Horn became famous for his magical art machines that made objects like suitcases, violins, and tubes move mysteriously. One of his most famous works is the “Turtle Sighing Tree”, which rings bells in various languages.
“In my exhibitions and films, people become part of my photographs,” said Horn, who turned 70. “They move, and my sculptures move too. And then suddenly they meet in the rotating mirror and become part of this artistic process.”
In 1993, she was given a major retrospective at the Guggenheim Museum in the United States, and later traveled around Europe as a traveling exhibition. There have been over 100 solo exhibitions of her work worldwide, from New York to London, Paris to Tokyo, including the Martin-Gropius-Bau exhibition in Berlin in 2006. Her numerous awards include the Praemium Imperiale in Japan in 2010, one of the world’s most prestigious art awards.
Hon is in a wheelchair after suffering a stroke.
In 2007 she also became fully active privately. In Bad König in southern Hesse, she was able to buy back her family’s former property through her father’s factory. She founded the Moontower Foundation in place of her childhood, which, in addition to preserving her own work, has the primary task of supporting young artists.

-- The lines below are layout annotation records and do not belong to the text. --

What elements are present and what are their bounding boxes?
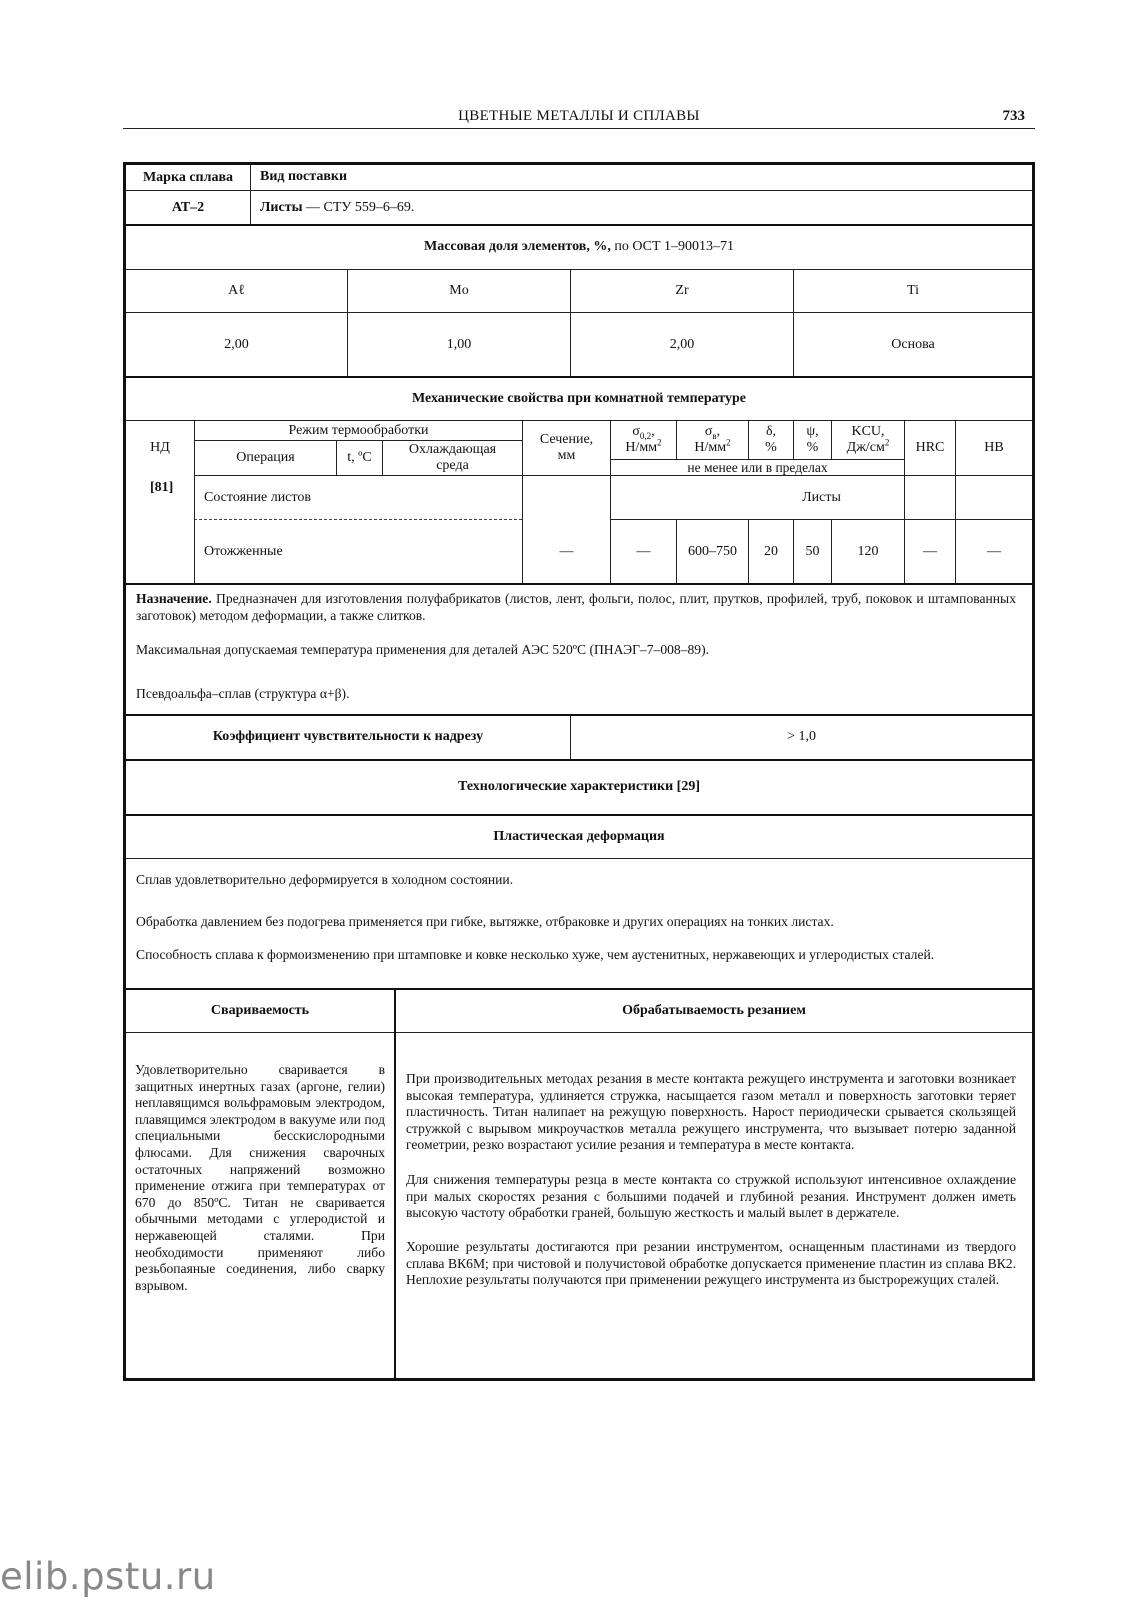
nd-reference: [81] bbox=[150, 480, 174, 495]
temperature-header: t, ºС bbox=[347, 450, 372, 465]
max-temperature-text: Максимальная допускаемая температура применения для деталей АЭС 520ºС (ПНАЭГ–7–008–89). bbox=[136, 642, 710, 657]
min-or-range-note: не менее или в пределах bbox=[687, 459, 828, 475]
value-mo: 1,00 bbox=[446, 336, 472, 352]
reduction-of-area-header: ψ, % bbox=[806, 424, 819, 455]
notch-sensitivity-label: Коэффициент чувствительности к надрезу bbox=[212, 729, 484, 744]
running-header bbox=[123, 106, 1035, 129]
value-al: 2,00 bbox=[224, 336, 249, 352]
section-value: — bbox=[559, 543, 574, 559]
section-title: ЦВЕТНЫЕ МЕТАЛЛЫ И СПЛАВЫ bbox=[458, 108, 700, 124]
machinability-p2: Для снижения температуры резца в месте контакта со стружкой используют интенсивное охлаждение при малых скоростях резания с большими подачей и глубиной резания. Инструмент должен иметь высокую частоту обработки граней, большую жесткость и малый вылет в держателе. bbox=[406, 1172, 1016, 1221]
tensile-strength-value: 600–750 bbox=[688, 543, 737, 559]
mechanical-title: Механические свойства при комнатной температуре bbox=[412, 390, 746, 406]
hrc-header: HRC bbox=[915, 440, 945, 455]
heat-treatment-header: Режим термообработки bbox=[288, 422, 429, 438]
plastic-deformation-p2: Обработка давлением без подогрева применяется при гибке, вытяжке, отбраковке и других операциях на тонких листах. bbox=[136, 914, 834, 929]
plastic-deformation-p1: Сплав удовлетворительно деформируется в холодном состоянии. bbox=[136, 872, 514, 887]
element-zr: Zr bbox=[675, 283, 689, 298]
tech-characteristics-title: Технологические характеристики [29] bbox=[458, 779, 700, 794]
cooling-medium-header: Охлаждающая среда bbox=[408, 442, 497, 473]
yield-strength-value: — bbox=[636, 543, 651, 559]
value-ti: Основа bbox=[891, 336, 935, 352]
element-mo: Mo bbox=[449, 283, 469, 298]
yield-strength-header: $\sigma_{0,2}$, $Н/мм^2$ bbox=[625, 424, 662, 455]
hb-header: HB bbox=[984, 440, 1004, 455]
page-number: 733 bbox=[1002, 108, 1025, 124]
impact-toughness-value: 120 bbox=[857, 543, 879, 559]
watermark: elib.pstu.ru bbox=[0, 1555, 216, 1598]
purpose-text: Назначение. Предназначен для изготовления полуфабрикатов (листов, лент, фольги, полос, плит, прутков, профилей, труб, поковок и штампованных заготовок) методом деформации, а также слитков. bbox=[136, 591, 1016, 623]
hb-value: — bbox=[987, 543, 1001, 559]
grade-header: Марка сплава bbox=[142, 169, 234, 185]
structure-text: Псевдоальфа–сплав (структура α+β). bbox=[136, 686, 350, 701]
operation-header: Операция bbox=[236, 450, 295, 465]
supply-header: Вид поставки bbox=[260, 169, 348, 184]
elongation-header: δ, % bbox=[765, 424, 777, 455]
machinability-p3: Хорошие результаты достигаются при резании инструментом, оснащенным пластинами из твердого сплава ВК6М; при чистовой и получистовой обработке допускается применение пластин из сплава ВК2. Неплохие результаты получаются при применении режущего инструмента из быстрорежущих сталей. bbox=[406, 1239, 1016, 1288]
weldability-title: Свариваемость bbox=[210, 1002, 310, 1018]
hrc-value: — bbox=[923, 543, 937, 559]
alloy-datasheet bbox=[123, 162, 1035, 1381]
reduction-of-area-value: 50 bbox=[805, 543, 820, 559]
supply-value: Листы — СТУ 559–6–69. bbox=[260, 200, 415, 215]
machinability-p1: При производительных методах резания в месте контакта режущего инструмента и заготовки возникает высокая температура, удлиняется стружка, насыщается газом металл и поверхность заготовки теряет пластичность. Титан налипает на режущую поверхность. Нарост периодически срывается скользящей стружкой с вырывом микроучастков металла режущего инструмента, что вызывает потерю заданной геометрии, резко возрастают усилие резания и температура в месте контакта. bbox=[406, 1071, 1016, 1153]
nd-header: НД bbox=[150, 440, 170, 455]
elongation-value: 20 bbox=[764, 543, 778, 559]
element-al: Aℓ bbox=[228, 283, 245, 298]
plastic-deformation-p3: Способность сплава к формоизменению при штамповке и ковке несколько хуже, чем аустенитных, нержавеющих и углеродистых сталей. bbox=[136, 947, 935, 962]
grade-value: АТ–2 bbox=[171, 199, 205, 215]
tensile-strength-header: $\sigma_в$, $Н/мм^2$ bbox=[694, 424, 731, 455]
impact-toughness-header: KCU, $Дж/см^2$ bbox=[846, 424, 890, 455]
plastic-deformation-title: Пластическая деформация bbox=[493, 828, 665, 844]
element-ti: Ti bbox=[907, 283, 919, 298]
product-label: Листы bbox=[802, 489, 841, 505]
notch-sensitivity-value: > 1,0 bbox=[787, 729, 816, 744]
composition-title: Массовая доля элементов, %, по ОСТ 1–90013–71 bbox=[423, 239, 734, 254]
sheet-state-label: Состояние листов bbox=[204, 490, 311, 505]
value-zr: 2,00 bbox=[669, 336, 695, 352]
operation-value: Отожженные bbox=[204, 544, 283, 559]
weldability-text: Удовлетворительно сваривается в защитных инертных газах (аргоне, гелии) неплавящимся вольфрамовым электродом, плавящимся электродом в вакууме или под специальными бесскислородными флюсами. Для снижения сварочных остаточных напряжений возможно применение отжига при температурах от 670 до 850ºС. Титан не сваривается обычными методами с углеродистой и нержавеющей сталями. При необходимости применяют либо резьбопаяные соединения, либо сварку взрывом. bbox=[135, 1062, 385, 1293]
section-header: Сечение, мм bbox=[539, 432, 594, 463]
machinability-title: Обрабатываемость резанием bbox=[622, 1002, 806, 1018]
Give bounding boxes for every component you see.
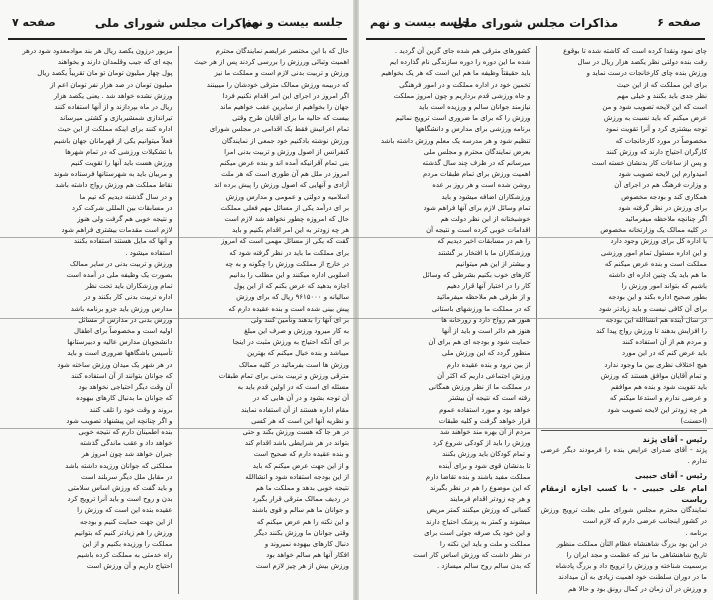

“Breathing Body as Life Cycle” was the name of one of Horn’s last exhibitions in 2017. In retrospect, one particularly poignant piece is the bronze impression of her shoe, in which a two-metre-tall brass rod lurches motionlessly. The jury of the Wilhelm Lembruck Prize named her “one of the most distinctive, innovative and experimental artists in Germany.” After suffering a stroke in 2015, Horn was confined to a wheelchair.
She told dpa news agency in a birthday interview that she was not afraid of death.